Last week, I had the opportunity to speak at a friends church who is right in the middle of a harvest season. They are seeing lots of lives changed, new people coming to church, people getting baptized… everything that gets you excited about being in ministry, right?
The same thing happens in the garden. When you plant a tomato seed, you watch it grow, you care for it as a seedling, you water daily, you prune so it grows up straight, and wait for fruit. It feels like you wait forever sometimes. And finally you get the first tomato of the season. Then you go out there the next day and there are two. Then 7. Then by early July you’re getting 10-12 tomatoes a day.
It’s great. But it’s way too much for you to eat before they go rotten. At one point this summer my wife and I were committed to eating 10 tomatoes a day!
There comes a point in the middle of a season of harvest where you realize that your job as the gardener isn’t just to tend to the garden, it’s also to preserve the harvest. So we make tomato sauce and salsa to enjoy later, like in the winter when tomatoes won’t grow.
The same is true in your youth ministry. Summer is often a season full of fruit. Camps, mission trips, outreach activities, and just plain having fun with students often results in fruit in their lives.
Your task as you make this turn towards Fall is to preserve the Summer harvest. (Our lawyer wants me to clarify: Please do not can, pickle, or freeze teenagers.)
Several of the plants in my garden are currently multiplying. Strawberries are sending out runners to become new strawberry plants. My artichoke is sending out babies everywhere it can reach. We like artichoke but things are getting ridiculous! And the dragonfruit is creating so many branches that I had to cut some off before the whole thing collapsed.
For the gardener this is a signal to multiply. By placing a strawberry runner in a small pot it’ll grow it’s own roots and become a new plant apart from it’s parent. If I clip off a new stem from the artichoke or dragonfruit and plant it, I can actually clone the original plant.
Multiplying actually helps the host plant, too. By clipping off the rooted strawberry runner or cloning an artichoke you’re actually helping both the host plant and propagating new life somewhere else.
The same is true in youth ministry. The goal of your youth ministry can’t simply be a healthy youth ministry, but also to multiply that health throughout your church! Are you clipping off rooter runners? Are you cloning the success in your youth ministry and handing that off to other areas of the church? Success in your ministry can’t just be about your own youth ministry program because that’s ultimately unhealthy for both your students and your ministry, things will get too crowded, instead you should send out the fruit of your ministry to bless other areas of your church, too.
If you have a gardener in your life you know that sometimes they reach a point where they simply have to share their harvest with you. Sometimes we just get more tomatoes than we know what to do with.

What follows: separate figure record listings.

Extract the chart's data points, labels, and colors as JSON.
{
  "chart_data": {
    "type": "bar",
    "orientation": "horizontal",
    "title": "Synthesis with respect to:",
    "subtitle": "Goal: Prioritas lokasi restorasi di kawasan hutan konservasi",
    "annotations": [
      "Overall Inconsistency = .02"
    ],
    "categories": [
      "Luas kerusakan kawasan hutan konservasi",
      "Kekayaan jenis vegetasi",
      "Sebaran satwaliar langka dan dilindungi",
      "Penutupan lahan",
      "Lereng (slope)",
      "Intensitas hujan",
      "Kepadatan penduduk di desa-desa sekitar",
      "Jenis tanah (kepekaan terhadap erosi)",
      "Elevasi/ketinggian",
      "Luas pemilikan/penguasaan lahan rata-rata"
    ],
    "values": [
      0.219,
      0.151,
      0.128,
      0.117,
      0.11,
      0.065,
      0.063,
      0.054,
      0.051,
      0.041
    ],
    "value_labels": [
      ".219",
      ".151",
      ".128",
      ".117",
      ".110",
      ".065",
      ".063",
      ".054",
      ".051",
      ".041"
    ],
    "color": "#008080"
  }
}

You can only can so much!
I don’t want you to think that I share stuff because I’ve got a massive garden. I live in San Diego with a standard city lot. My garden is barely 1,000 square feet and yet it produces so much stuff that I’m left with no choice but to share the harvest of fruits, vegetables, and new growth because otherwise I’ll have to put a garden on our roof! (Hmmm, good idea.)
The last task I want to encourage you to do as we make this turn towards Fall programming is to share your summer harvest. Maybe that’s asking for 5 minutes in your worship service to share some stories? Maybe that’s challenging a student who has recently found faith in Jesus to get baptized? Or maybe that’s hosting a gathering specifically designed to celebrate all that God has done in your ministry this summer? The point is to share.
Don’t forget: Preserve. Multiply. Share. Those are good tasks for you as you make the turn from Summer to Fall.